Background: Currently, up to 85% of the oral resection specimens have inadequate resection margins, of which the majority is located in the deeper soft tissue layers. The prognosis of patients with oral cavity squamous cell carcinoma (OCSCC) of the tongue is negatively affected by these inadequate surgical resections. Raman spectroscopy, an optical technique, can potentially be used for intra-operative evaluation of resection margins.
Objective: To develop in vitro Raman spectroscopy-based tissue classification models that discriminate OCSCC of the tongue from (subepithelial) non-tumorous tissue.
Materials and methods: Tissue classification models were developed using Principal Components Analysis (PCA) followed by (hierarchical) Linear Discriminant Analysis ((h)LDA). The models were based on a training set of 720 histopathologically annotated Raman spectra, obtained from 25 tongue samples (11 OCSCC and 14 normal) of 10 patients, and were validated by means of an independent validation set of 367 spectra, obtained from 19 tongue samples (6 OCSCC and 13 normal) of 11 patients.
Results: A PCA-LDA tissue classification model 'tumor' versus 'non-tumorous tissue' (i.e. surface squamous epithelium, connective tissue, muscle, adipose tissue, gland and nerve) showed an accuracy of 86% (sensitivity: 100%, specificity: 66%). A two-step PCA-hLDA tissue classification model 'tumor' versus 'non-tumorous tissue' showed an accuracy of 91% (sensitivity: 100%, specificity: 78%).

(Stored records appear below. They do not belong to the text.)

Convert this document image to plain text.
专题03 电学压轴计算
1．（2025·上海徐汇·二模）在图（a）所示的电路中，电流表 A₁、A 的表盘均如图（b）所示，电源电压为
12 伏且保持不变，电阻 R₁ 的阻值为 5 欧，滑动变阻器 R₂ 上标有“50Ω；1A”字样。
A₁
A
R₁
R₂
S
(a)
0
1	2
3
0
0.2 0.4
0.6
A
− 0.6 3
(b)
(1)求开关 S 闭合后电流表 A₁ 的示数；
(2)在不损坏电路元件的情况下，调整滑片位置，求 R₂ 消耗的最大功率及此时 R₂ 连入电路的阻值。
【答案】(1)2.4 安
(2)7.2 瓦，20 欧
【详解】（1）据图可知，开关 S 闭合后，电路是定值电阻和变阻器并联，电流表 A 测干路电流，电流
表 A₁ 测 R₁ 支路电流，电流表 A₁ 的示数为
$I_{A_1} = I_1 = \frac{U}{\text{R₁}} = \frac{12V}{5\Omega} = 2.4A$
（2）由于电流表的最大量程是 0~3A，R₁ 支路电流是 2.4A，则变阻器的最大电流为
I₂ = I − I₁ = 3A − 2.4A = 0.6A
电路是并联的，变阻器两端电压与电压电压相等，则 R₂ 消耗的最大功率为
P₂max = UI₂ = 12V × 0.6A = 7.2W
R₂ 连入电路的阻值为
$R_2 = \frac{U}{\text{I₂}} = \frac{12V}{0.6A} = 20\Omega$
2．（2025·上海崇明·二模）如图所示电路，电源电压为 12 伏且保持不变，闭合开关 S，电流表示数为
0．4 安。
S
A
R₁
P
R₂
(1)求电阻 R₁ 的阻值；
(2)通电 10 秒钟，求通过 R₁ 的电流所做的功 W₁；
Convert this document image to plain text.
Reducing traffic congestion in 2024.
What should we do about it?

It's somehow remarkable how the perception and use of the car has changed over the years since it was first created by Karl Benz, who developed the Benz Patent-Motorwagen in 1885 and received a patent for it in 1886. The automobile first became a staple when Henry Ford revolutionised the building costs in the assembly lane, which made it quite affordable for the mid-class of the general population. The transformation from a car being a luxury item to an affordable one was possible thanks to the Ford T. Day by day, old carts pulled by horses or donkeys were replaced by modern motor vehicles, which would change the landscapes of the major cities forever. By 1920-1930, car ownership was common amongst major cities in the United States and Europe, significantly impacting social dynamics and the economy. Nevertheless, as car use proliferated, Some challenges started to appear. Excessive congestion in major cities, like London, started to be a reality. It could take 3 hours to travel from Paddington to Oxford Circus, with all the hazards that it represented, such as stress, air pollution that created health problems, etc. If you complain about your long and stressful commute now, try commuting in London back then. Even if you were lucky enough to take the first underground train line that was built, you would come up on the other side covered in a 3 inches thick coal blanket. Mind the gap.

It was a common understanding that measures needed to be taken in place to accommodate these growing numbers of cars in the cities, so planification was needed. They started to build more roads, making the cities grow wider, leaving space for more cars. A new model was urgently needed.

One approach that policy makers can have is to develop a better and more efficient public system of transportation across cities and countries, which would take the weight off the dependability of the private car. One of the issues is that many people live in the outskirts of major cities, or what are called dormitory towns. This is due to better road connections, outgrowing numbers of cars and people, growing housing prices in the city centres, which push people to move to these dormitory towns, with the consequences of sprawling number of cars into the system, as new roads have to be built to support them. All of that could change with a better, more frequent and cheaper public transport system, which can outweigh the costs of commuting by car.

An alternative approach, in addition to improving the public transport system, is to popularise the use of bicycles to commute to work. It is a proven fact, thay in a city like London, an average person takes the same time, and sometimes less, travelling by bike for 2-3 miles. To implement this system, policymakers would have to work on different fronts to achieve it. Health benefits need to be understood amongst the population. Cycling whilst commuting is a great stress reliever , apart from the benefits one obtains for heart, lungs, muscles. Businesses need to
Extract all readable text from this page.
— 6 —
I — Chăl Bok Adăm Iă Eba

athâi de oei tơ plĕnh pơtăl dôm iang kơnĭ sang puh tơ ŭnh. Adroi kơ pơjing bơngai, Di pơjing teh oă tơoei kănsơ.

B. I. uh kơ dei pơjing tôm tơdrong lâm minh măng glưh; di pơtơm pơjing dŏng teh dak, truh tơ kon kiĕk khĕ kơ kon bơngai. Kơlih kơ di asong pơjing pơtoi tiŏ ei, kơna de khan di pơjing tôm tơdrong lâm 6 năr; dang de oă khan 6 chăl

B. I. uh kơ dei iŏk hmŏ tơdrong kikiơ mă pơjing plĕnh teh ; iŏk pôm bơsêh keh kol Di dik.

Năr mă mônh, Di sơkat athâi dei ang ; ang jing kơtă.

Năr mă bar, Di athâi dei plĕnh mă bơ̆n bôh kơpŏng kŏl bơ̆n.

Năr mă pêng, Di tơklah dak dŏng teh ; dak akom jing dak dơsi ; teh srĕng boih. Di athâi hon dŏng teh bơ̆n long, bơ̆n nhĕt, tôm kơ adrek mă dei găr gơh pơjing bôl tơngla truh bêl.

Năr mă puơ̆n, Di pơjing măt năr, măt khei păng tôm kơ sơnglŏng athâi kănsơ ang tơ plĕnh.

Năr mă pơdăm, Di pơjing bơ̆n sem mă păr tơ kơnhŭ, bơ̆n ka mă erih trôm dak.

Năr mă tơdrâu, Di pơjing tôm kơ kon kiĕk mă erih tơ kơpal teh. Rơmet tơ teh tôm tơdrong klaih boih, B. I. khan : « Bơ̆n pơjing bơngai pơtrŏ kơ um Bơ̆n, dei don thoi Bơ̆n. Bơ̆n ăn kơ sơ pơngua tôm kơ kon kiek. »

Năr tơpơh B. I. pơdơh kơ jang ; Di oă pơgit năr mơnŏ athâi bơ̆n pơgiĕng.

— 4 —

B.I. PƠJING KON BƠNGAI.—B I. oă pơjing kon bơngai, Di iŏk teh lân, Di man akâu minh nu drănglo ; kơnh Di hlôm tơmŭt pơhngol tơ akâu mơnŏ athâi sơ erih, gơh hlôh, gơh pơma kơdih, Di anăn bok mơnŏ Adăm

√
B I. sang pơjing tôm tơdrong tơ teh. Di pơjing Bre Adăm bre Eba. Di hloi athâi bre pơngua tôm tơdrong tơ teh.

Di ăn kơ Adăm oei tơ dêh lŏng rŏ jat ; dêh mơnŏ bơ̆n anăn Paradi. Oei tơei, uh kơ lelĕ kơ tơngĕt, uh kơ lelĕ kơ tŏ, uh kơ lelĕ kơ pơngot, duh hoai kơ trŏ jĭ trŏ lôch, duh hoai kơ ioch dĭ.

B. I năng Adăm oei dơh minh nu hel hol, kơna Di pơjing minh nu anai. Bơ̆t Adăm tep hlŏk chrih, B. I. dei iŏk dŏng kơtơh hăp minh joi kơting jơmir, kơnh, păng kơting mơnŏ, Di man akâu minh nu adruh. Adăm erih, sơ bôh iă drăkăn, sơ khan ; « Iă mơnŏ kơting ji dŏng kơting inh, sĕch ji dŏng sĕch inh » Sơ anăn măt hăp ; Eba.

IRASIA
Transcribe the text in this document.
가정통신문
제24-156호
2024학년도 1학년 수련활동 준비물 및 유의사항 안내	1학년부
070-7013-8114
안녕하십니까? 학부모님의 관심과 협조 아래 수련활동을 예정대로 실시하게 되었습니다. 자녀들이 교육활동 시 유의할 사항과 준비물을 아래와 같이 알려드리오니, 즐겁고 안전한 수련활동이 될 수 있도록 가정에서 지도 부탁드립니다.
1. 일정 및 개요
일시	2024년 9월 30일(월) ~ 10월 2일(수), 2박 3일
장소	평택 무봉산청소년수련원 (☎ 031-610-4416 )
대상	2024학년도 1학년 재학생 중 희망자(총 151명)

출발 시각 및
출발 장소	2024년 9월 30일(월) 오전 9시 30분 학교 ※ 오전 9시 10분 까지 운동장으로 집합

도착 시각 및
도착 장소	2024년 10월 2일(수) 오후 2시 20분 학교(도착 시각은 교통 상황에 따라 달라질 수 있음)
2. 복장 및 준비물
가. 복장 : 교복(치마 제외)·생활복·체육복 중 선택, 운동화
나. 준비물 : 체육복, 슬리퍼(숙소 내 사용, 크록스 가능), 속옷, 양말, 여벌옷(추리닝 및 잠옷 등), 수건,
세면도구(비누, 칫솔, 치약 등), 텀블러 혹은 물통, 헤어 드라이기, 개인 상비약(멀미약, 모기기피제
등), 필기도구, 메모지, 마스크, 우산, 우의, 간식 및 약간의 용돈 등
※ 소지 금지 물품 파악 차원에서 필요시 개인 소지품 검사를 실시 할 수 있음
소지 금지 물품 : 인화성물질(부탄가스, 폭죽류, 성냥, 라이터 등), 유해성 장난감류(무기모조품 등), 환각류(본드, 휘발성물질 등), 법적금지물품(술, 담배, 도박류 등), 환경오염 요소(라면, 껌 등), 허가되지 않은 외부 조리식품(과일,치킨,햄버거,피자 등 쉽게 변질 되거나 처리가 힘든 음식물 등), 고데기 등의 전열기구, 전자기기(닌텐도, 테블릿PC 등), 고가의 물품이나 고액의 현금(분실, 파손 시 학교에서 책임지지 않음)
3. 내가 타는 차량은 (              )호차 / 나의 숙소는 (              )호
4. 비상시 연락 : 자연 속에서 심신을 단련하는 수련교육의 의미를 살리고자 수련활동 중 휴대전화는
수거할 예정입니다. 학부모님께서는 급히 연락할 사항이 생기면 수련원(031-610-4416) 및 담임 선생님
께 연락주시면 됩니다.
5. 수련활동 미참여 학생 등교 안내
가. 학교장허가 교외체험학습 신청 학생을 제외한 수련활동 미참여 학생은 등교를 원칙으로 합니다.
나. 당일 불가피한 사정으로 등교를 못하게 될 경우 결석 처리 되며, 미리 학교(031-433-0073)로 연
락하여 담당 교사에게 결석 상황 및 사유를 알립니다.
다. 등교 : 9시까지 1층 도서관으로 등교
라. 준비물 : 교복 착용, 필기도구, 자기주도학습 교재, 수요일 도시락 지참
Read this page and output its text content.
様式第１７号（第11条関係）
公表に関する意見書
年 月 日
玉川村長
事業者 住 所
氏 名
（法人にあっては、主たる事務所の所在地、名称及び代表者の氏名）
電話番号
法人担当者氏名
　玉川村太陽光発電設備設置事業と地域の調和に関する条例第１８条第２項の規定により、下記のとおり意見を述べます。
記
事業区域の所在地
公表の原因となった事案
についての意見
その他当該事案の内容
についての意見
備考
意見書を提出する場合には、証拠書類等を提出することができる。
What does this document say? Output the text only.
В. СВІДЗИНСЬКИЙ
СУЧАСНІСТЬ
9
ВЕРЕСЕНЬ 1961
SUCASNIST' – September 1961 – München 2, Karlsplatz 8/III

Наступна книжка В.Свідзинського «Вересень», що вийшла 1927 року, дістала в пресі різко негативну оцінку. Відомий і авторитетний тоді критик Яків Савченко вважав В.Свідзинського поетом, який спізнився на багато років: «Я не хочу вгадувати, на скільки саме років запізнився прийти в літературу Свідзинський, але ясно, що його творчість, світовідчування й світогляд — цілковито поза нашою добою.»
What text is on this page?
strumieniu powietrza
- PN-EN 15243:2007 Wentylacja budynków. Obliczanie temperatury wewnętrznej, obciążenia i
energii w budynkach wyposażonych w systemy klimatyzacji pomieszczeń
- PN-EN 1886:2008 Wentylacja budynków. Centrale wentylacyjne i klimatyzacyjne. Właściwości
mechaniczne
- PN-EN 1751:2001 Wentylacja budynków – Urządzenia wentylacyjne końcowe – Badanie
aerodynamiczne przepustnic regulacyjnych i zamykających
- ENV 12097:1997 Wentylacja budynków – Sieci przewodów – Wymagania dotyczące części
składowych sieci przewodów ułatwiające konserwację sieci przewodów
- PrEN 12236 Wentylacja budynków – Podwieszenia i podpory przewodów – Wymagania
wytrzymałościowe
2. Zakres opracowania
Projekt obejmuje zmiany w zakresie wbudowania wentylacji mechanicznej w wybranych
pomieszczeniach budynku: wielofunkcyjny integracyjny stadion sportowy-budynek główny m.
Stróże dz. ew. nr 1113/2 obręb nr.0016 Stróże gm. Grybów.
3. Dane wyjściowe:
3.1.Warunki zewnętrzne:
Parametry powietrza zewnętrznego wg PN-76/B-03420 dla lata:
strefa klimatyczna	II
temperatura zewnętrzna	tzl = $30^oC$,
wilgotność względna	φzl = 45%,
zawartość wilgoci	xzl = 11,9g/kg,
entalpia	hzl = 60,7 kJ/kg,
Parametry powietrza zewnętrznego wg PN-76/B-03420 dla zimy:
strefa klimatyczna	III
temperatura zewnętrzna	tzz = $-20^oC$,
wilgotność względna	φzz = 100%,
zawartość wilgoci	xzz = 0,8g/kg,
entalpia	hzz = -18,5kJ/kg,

Conclusion: An accurate PCA-hLDA Raman spectroscopy-based tissue classification model for discrimination between OCSCC and (especially the subepithelial) non-tumorous tongue tissue was developed and validated. This model with high sensitivity and specificity may prove to be very helpful to detect tumor in the resection margins.
Keywords: Adequate resection margins; Intra-operative assessment; Oral cancer; Oral cavity squamous cell carcinoma; Raman spectroscopy; Tissue classification model; Tumor versus non-tumorous tissue.